質問 ソビエトが彼らの干渉を正当化して、彼らの意図が、アフガニスタンへのアメリカ合衆国の隠密の関与に反対して戦うことにあったと主張したとき、人々はそれを信じなかった。しかし、真実の基礎があった。[後略]

 つまり、1979年から1980年頃にも、「ソビエト」の方の「主張」を検証すれば、その主張と一致する「合衆国の隠密の関与」の「真実の基礎」を明らかにできる契機があったのである。この時にも、「ソビエト」の歴史的な評価は別として、やはり、アメリカの動き、謀略を疑うべきだったのである。

 当面、イラク攻撃をめぐって、様々な憶測が飛び交っているが、ここでは、単に概略の予測を述べるに止める。

 アメリカ=イスラエル同盟を中心とする人類史上空前の巨大な諸勢力の連合は、それぞれ、互いに矛盾する思惑を内部に抱え込みながら、人類集団自らが作り出し、人類から外化した「フランケンシュタインの怪物」としての「資本」の衝動の命ずるままに、これまでの「国家」「民族」の歴史の枠を超えた世界支配構想の実現に向けて、熾烈な戦いを繰り広げることになるであろう。諸情報を総合すると、イラク攻撃には、ボーリングゲームの全部倒しのストライク、または「将棋倒し」の狙いがある。サウジアラビアやイランも含めたイスラム圏の石油資源の「独り占め」をたくらみ、それによって世界の「首根っこ」を押さえようとする「資本」の衝動を見るべきであろう。
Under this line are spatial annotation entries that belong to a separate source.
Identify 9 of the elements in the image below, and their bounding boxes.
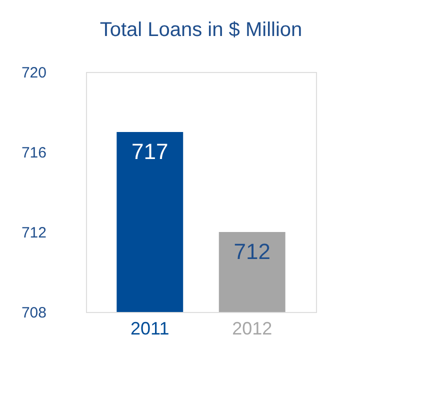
data-label: 712 — [234, 239, 270, 264]
y-tick-label: 708 — [21, 304, 46, 322]
y-tick-label: 716 — [21, 144, 46, 162]
x-tick-label: 2011 — [130, 318, 170, 338]
y-tick-label: 720 — [21, 64, 46, 82]
x-tick-label: 2012 — [232, 318, 272, 338]
data-label: 717 — [132, 139, 168, 164]
chart-title: Total Loans in $ Million — [100, 19, 302, 41]
y-tick-label: 712 — [21, 224, 46, 242]
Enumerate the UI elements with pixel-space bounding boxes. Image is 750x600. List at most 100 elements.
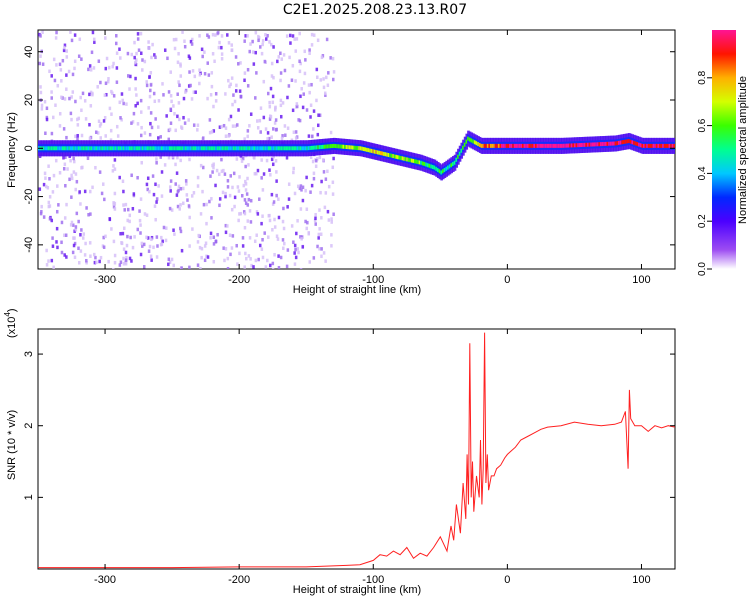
noise-speckle: [279, 114, 283, 119]
noise-speckle: [211, 52, 215, 56]
ridge-core: [567, 143, 571, 148]
ridge-core: [488, 143, 492, 148]
noise-speckle: [105, 56, 109, 61]
noise-speckle: [238, 251, 241, 256]
noise-speckle: [176, 155, 179, 160]
noise-speckle: [261, 39, 265, 43]
noise-speckle: [246, 84, 250, 88]
ridge-core: [336, 144, 339, 149]
noise-speckle: [78, 190, 81, 194]
noise-speckle: [187, 204, 191, 208]
noise-speckle: [271, 202, 275, 206]
noise-speckle: [189, 39, 193, 44]
noise-speckle: [279, 103, 283, 108]
noise-speckle: [269, 173, 272, 177]
ridge-core: [395, 154, 399, 159]
noise-speckle: [169, 70, 172, 74]
noise-speckle: [173, 111, 176, 116]
noise-speckle: [183, 39, 186, 43]
noise-speckle: [254, 30, 258, 35]
ridge-core: [447, 165, 450, 170]
noise-speckle: [253, 171, 257, 176]
noise-speckle: [191, 69, 195, 73]
noise-speckle: [312, 171, 316, 176]
ridge-core: [55, 146, 59, 151]
noise-speckle: [59, 68, 63, 72]
noise-speckle: [151, 42, 154, 47]
ridge-core: [636, 142, 640, 147]
noise-speckle: [246, 129, 250, 133]
ridge-core: [213, 146, 217, 151]
noise-speckle: [313, 218, 317, 223]
noise-speckle: [157, 99, 161, 103]
ridge-core: [613, 141, 616, 146]
noise-speckle: [296, 219, 299, 223]
noise-speckle: [157, 125, 160, 129]
colorbar: 0.0 0.2 0.4 0.6 0.8 Normalized spectral ampl…: [697, 30, 749, 276]
noise-speckle: [320, 247, 323, 251]
ridge-core: [160, 146, 164, 151]
ridge-core: [441, 169, 445, 174]
ridge-core: [248, 146, 252, 151]
noise-speckle: [263, 231, 266, 235]
ridge-core: [82, 146, 86, 151]
noise-speckle: [168, 185, 172, 189]
noise-speckle: [289, 33, 292, 38]
spectrogram-xtick-label: -200: [228, 274, 250, 286]
noise-speckle: [212, 129, 216, 133]
noise-speckle: [227, 41, 231, 45]
noise-speckle: [74, 99, 77, 104]
ridge-core: [127, 146, 131, 151]
noise-speckle: [67, 69, 71, 74]
noise-speckle: [241, 236, 245, 240]
noise-speckle: [312, 127, 315, 131]
noise-speckle: [290, 224, 294, 228]
noise-speckle: [330, 217, 333, 221]
ridge-core: [453, 160, 457, 165]
noise-speckle: [155, 157, 158, 161]
noise-speckle: [300, 237, 303, 241]
ridge-core: [183, 146, 186, 151]
ridge-core: [559, 143, 562, 148]
ridge-core: [63, 146, 67, 151]
noise-speckle: [140, 160, 143, 165]
noise-speckle: [304, 219, 307, 224]
noise-speckle: [91, 91, 94, 96]
ridge-core: [229, 146, 233, 151]
noise-speckle: [295, 231, 298, 236]
noise-speckle: [197, 233, 200, 238]
noise-speckle: [213, 59, 216, 64]
noise-speckle: [151, 174, 155, 178]
noise-speckle: [134, 104, 137, 108]
noise-speckle: [145, 80, 148, 84]
noise-speckle: [277, 265, 281, 269]
noise-speckle: [323, 205, 327, 210]
noise-speckle: [331, 56, 335, 61]
noise-speckle: [277, 254, 280, 258]
noise-speckle: [296, 184, 300, 189]
noise-speckle: [207, 35, 211, 39]
ridge-core: [245, 146, 249, 151]
noise-speckle: [71, 250, 75, 255]
noise-speckle: [79, 249, 83, 253]
noise-speckle: [107, 77, 110, 81]
noise-speckle: [111, 169, 115, 173]
noise-speckle: [69, 158, 72, 163]
noise-speckle: [129, 74, 132, 79]
ridge-core: [418, 160, 422, 165]
noise-speckle: [179, 203, 182, 207]
noise-speckle: [193, 74, 197, 79]
noise-speckle: [169, 121, 173, 125]
ridge-core: [202, 146, 206, 151]
ridge-core: [508, 143, 512, 148]
ridge-core: [598, 142, 601, 147]
ridge-core: [275, 146, 279, 151]
noise-speckle: [322, 170, 326, 174]
ridge-core: [186, 146, 190, 151]
noise-speckle: [203, 50, 206, 54]
noise-speckle: [73, 66, 76, 71]
ridge-core: [306, 146, 309, 151]
ridge-core: [320, 145, 324, 150]
ridge-core: [111, 146, 115, 151]
ridge-core: [578, 143, 582, 148]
 しかしながら今、この「フランケンシュタインの怪物」の無限の衝動を制御し得る思想は、どこにも見い出せないのである。

あとがき

 本書の主題は今なお、さらに熾烈に展開中である。すでに「はしがき」で予告したように、本書の資料編も予定している。そこでさらに数多い残された謎の解読に挑む。

 すでに本文中にもその一部を記したが、匿名の方も含む多くの情報源に感謝する。

 なお、本書の校正に関しては、私の最初のメディア論の単行本『読売新聞・日本テレビ・グループ研究』以来の友人である岡田治さんの協力を得ることができた。ここに、本書の出版に至るまでの23年にわたる友誼への深い謝意を表させて頂く。